Parade: The Essential Show for a 2025 Audience is “Coming Into Town to Win the Day” - Molly Pitzen


“It is still ongoing.”


These are the words that the audience is left with on the final drum beat and blackout of the 2025 national tour of Parade. The show follows the true story of Leo Frank, a Jewish man who was convicted of allegedly murdering a 13 year old girl in post-Civil War Georgia, and his subsequent lynching. The musical, which was revived in 2023, adds new updates to Frank’s story since its original 1998 premiere, as the Fulton County District Attorney agreed to reopen his case in 2019 due to faulty testimony and new evidence that is still being considered today. But the final sentence of the show doesn’t just echo the additional truth of the story, it hauntingly echoes the present as well. Through a stellar cast, devastatingly beautiful music and captivatingly intricate direction, Parade is one of the most important, timely, and impactful stories that is being told today.  


Jason Robert Brown’s exquisite lyrics and score manage to perfectly capture both the astounding dissonance of the events happening onstage, as well as the raw and empathetic emotion of the characters. Numbers such as “Real Big News” highlight the media sensationalism surrounding the Frank trial with jazzy piano and horrendously vile lyrics (such as “you might never be sure if your motives are pure but your profits are clear”), while powerful ballads like “There Is a Fountain/It Don’t Make Sense” offer a clear and resound sense of pain for the loss of the young Georgian girl Mary Phagan. 


Max Chernin (who understudied the role on Broadway) is a tragically stellar Leo Frank. He’s able to portray his timid and rigid demeanor in songs like “How Can I Call This Home?” as well as highlight Leo’s humanity with heart-wrenching moments in “It’s Hard to Speak My Heart” and “Sh’ma.” His performance is balanced out by Talia Suskauer, who nails the longing spirit and immense grit of Leo’s wife Lucille. Together, these two take the viewer on an emotional rollercoaster of revitalized love, climaxing with the stunning duet “All the Wasted Time.”


Michael Arden’s Tony-winning direction is able to portray the suffocating feelings of the Georgia South society (such as when Leo is convicted of murder and the entire stage is plagued with Confederate flags), as well as the juxtaposition of the town’s perception of Leo versus his actual character (like in “That’s What He Said,” where Leo’s former employee testifies that he was a sleaze, as Leo physically acts out the stark contrast to his other behavior). Where Arden’s genius lies, however, is the minuscule moments he crafts, such as how none of the black characters stand for the Confederate anthems of the show, or when the entire cast posthumously salutes Leo at the very end of the show for “giving everything for Georgia” (a lyric intended for the Southern soldiers).

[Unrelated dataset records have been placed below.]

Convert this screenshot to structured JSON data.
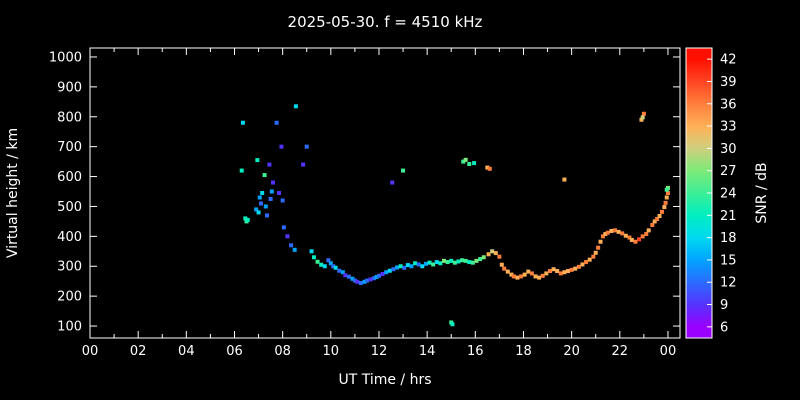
{
  "chart_data": {
    "type": "scatter",
    "title": "2025-05-30. f = 4510 kHz",
    "xlabel": "UT Time / hrs",
    "ylabel": "Virtual height / km",
    "colorbar_label": "SNR / dB",
    "xlim": [
      0,
      24.5
    ],
    "ylim": [
      60,
      1030
    ],
    "snr_lim": [
      4.5,
      43.5
    ],
    "x_ticks": [
      {
        "v": 0,
        "label": "00"
      },
      {
        "v": 2,
        "label": "02"
      },
      {
        "v": 4,
        "label": "04"
      },
      {
        "v": 6,
        "label": "06"
      },
      {
        "v": 8,
        "label": "08"
      },
      {
        "v": 10,
        "label": "10"
      },
      {
        "v": 12,
        "label": "12"
      },
      {
        "v": 14,
        "label": "14"
      },
      {
        "v": 16,
        "label": "16"
      },
      {
        "v": 18,
        "label": "18"
      },
      {
        "v": 20,
        "label": "20"
      },
      {
        "v": 22,
        "label": "22"
      },
      {
        "v": 24,
        "label": "00"
      }
    ],
    "y_ticks": [
      100,
      200,
      300,
      400,
      500,
      600,
      700,
      800,
      900,
      1000
    ],
    "snr_ticks": [
      6,
      9,
      12,
      15,
      18,
      21,
      24,
      27,
      30,
      33,
      36,
      39,
      42
    ],
    "color_stops": [
      [
        6,
        "#9900ff"
      ],
      [
        9,
        "#5533ff"
      ],
      [
        12,
        "#2b6bff"
      ],
      [
        15,
        "#00a4ff"
      ],
      [
        18,
        "#00d9f0"
      ],
      [
        21,
        "#00eec0"
      ],
      [
        24,
        "#3cee96"
      ],
      [
        27,
        "#7dea78"
      ],
      [
        30,
        "#cfcf7d"
      ],
      [
        33,
        "#ffb056"
      ],
      [
        36,
        "#ff7e3c"
      ],
      [
        39,
        "#ff4523"
      ],
      [
        42,
        "#ff0f00"
      ]
    ],
    "points": [
      [
        6.3,
        620,
        21
      ],
      [
        6.35,
        780,
        18
      ],
      [
        6.45,
        460,
        21
      ],
      [
        6.5,
        450,
        24
      ],
      [
        6.55,
        455,
        21
      ],
      [
        6.9,
        490,
        15
      ],
      [
        6.95,
        655,
        21
      ],
      [
        7.0,
        480,
        18
      ],
      [
        7.05,
        530,
        15
      ],
      [
        7.1,
        510,
        12
      ],
      [
        7.15,
        545,
        18
      ],
      [
        7.25,
        605,
        24
      ],
      [
        7.3,
        500,
        15
      ],
      [
        7.35,
        470,
        12
      ],
      [
        7.45,
        640,
        9
      ],
      [
        7.5,
        525,
        12
      ],
      [
        7.55,
        550,
        15
      ],
      [
        7.6,
        580,
        9
      ],
      [
        7.75,
        780,
        12
      ],
      [
        7.85,
        545,
        9
      ],
      [
        7.95,
        700,
        9
      ],
      [
        8.0,
        520,
        12
      ],
      [
        8.05,
        430,
        12
      ],
      [
        8.2,
        400,
        9
      ],
      [
        8.35,
        370,
        12
      ],
      [
        8.5,
        355,
        15
      ],
      [
        8.55,
        835,
        18
      ],
      [
        8.85,
        640,
        9
      ],
      [
        9.0,
        700,
        12
      ],
      [
        9.2,
        350,
        18
      ],
      [
        9.3,
        330,
        21
      ],
      [
        9.45,
        315,
        24
      ],
      [
        9.6,
        305,
        21
      ],
      [
        9.75,
        300,
        18
      ],
      [
        9.9,
        320,
        12
      ],
      [
        10.0,
        310,
        15
      ],
      [
        10.1,
        300,
        12
      ],
      [
        10.2,
        295,
        18
      ],
      [
        10.35,
        285,
        12
      ],
      [
        10.5,
        280,
        15
      ],
      [
        10.6,
        270,
        9
      ],
      [
        10.75,
        265,
        12
      ],
      [
        10.9,
        258,
        15
      ],
      [
        11.0,
        252,
        12
      ],
      [
        11.1,
        248,
        9
      ],
      [
        11.25,
        244,
        12
      ],
      [
        11.4,
        248,
        15
      ],
      [
        11.5,
        252,
        12
      ],
      [
        11.65,
        256,
        9
      ],
      [
        11.8,
        260,
        12
      ],
      [
        11.9,
        264,
        15
      ],
      [
        12.0,
        268,
        12
      ],
      [
        12.15,
        274,
        9
      ],
      [
        12.3,
        280,
        15
      ],
      [
        12.55,
        580,
        9
      ],
      [
        13.0,
        620,
        24
      ],
      [
        12.45,
        285,
        18
      ],
      [
        12.6,
        290,
        12
      ],
      [
        12.75,
        296,
        15
      ],
      [
        12.9,
        300,
        21
      ],
      [
        13.05,
        295,
        12
      ],
      [
        13.2,
        304,
        18
      ],
      [
        13.35,
        300,
        15
      ],
      [
        13.5,
        310,
        21
      ],
      [
        13.65,
        306,
        12
      ],
      [
        13.8,
        300,
        18
      ],
      [
        13.95,
        308,
        15
      ],
      [
        14.1,
        312,
        21
      ],
      [
        14.25,
        306,
        24
      ],
      [
        14.4,
        314,
        18
      ],
      [
        14.55,
        310,
        21
      ],
      [
        14.7,
        318,
        27
      ],
      [
        14.85,
        314,
        24
      ],
      [
        15.0,
        318,
        21
      ],
      [
        15.0,
        112,
        24
      ],
      [
        15.05,
        106,
        21
      ],
      [
        15.15,
        312,
        24
      ],
      [
        15.3,
        316,
        21
      ],
      [
        15.45,
        320,
        24
      ],
      [
        15.5,
        650,
        24
      ],
      [
        15.6,
        656,
        27
      ],
      [
        15.75,
        642,
        24
      ],
      [
        15.95,
        645,
        21
      ],
      [
        15.6,
        318,
        24
      ],
      [
        15.75,
        314,
        21
      ],
      [
        15.9,
        312,
        24
      ],
      [
        16.05,
        318,
        27
      ],
      [
        16.2,
        324,
        24
      ],
      [
        16.35,
        330,
        27
      ],
      [
        16.5,
        630,
        33
      ],
      [
        16.6,
        626,
        36
      ],
      [
        16.55,
        340,
        33
      ],
      [
        16.7,
        350,
        30
      ],
      [
        16.85,
        344,
        33
      ],
      [
        17.0,
        332,
        36
      ],
      [
        17.1,
        305,
        33
      ],
      [
        17.2,
        292,
        36
      ],
      [
        17.35,
        282,
        33
      ],
      [
        17.5,
        272,
        33
      ],
      [
        17.6,
        266,
        36
      ],
      [
        17.75,
        262,
        33
      ],
      [
        17.9,
        266,
        36
      ],
      [
        18.05,
        272,
        33
      ],
      [
        18.2,
        282,
        33
      ],
      [
        18.35,
        276,
        36
      ],
      [
        18.5,
        266,
        33
      ],
      [
        18.65,
        262,
        33
      ],
      [
        18.8,
        268,
        36
      ],
      [
        18.95,
        276,
        33
      ],
      [
        19.1,
        284,
        36
      ],
      [
        19.25,
        290,
        33
      ],
      [
        19.4,
        284,
        33
      ],
      [
        19.55,
        276,
        36
      ],
      [
        19.7,
        280,
        33
      ],
      [
        19.7,
        590,
        33
      ],
      [
        19.85,
        284,
        33
      ],
      [
        20.0,
        288,
        36
      ],
      [
        20.15,
        292,
        33
      ],
      [
        20.3,
        298,
        36
      ],
      [
        20.45,
        306,
        33
      ],
      [
        20.6,
        314,
        36
      ],
      [
        20.75,
        322,
        33
      ],
      [
        20.9,
        332,
        36
      ],
      [
        21.0,
        345,
        33
      ],
      [
        21.1,
        362,
        36
      ],
      [
        21.2,
        382,
        33
      ],
      [
        21.3,
        400,
        36
      ],
      [
        21.4,
        408,
        33
      ],
      [
        21.5,
        412,
        36
      ],
      [
        21.65,
        418,
        33
      ],
      [
        21.8,
        420,
        36
      ],
      [
        21.95,
        415,
        33
      ],
      [
        22.1,
        410,
        36
      ],
      [
        22.25,
        402,
        33
      ],
      [
        22.4,
        396,
        36
      ],
      [
        22.5,
        388,
        33
      ],
      [
        22.65,
        382,
        36
      ],
      [
        22.8,
        390,
        39
      ],
      [
        22.95,
        400,
        36
      ],
      [
        22.9,
        790,
        33
      ],
      [
        23.0,
        810,
        36
      ],
      [
        22.95,
        798,
        30
      ],
      [
        23.1,
        408,
        36
      ],
      [
        23.2,
        420,
        33
      ],
      [
        23.35,
        438,
        36
      ],
      [
        23.45,
        450,
        33
      ],
      [
        23.55,
        458,
        36
      ],
      [
        23.65,
        468,
        33
      ],
      [
        23.75,
        482,
        36
      ],
      [
        23.85,
        498,
        33
      ],
      [
        23.9,
        512,
        36
      ],
      [
        23.95,
        530,
        33
      ],
      [
        24.0,
        545,
        36
      ],
      [
        24.0,
        562,
        27
      ],
      [
        23.95,
        556,
        24
      ]
    ]
  }
}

As our nation faces a time of extreme political turmoil and astounding bigotry, I saw Parade in an eerily contemporary light. During the show, the real names and photos of the actual people being portrayed are shown. And every time I heard their testimony or their pain or their hatefulness, I felt zapped back into the present. This rendition of Parade, beyond anything else, understands how current its story truly is. With antisemitism, anti-black racism, media sensationalism and hatred for the “other” at an all-time high, every minute of Parade is a constant reminder that it is still ongoing.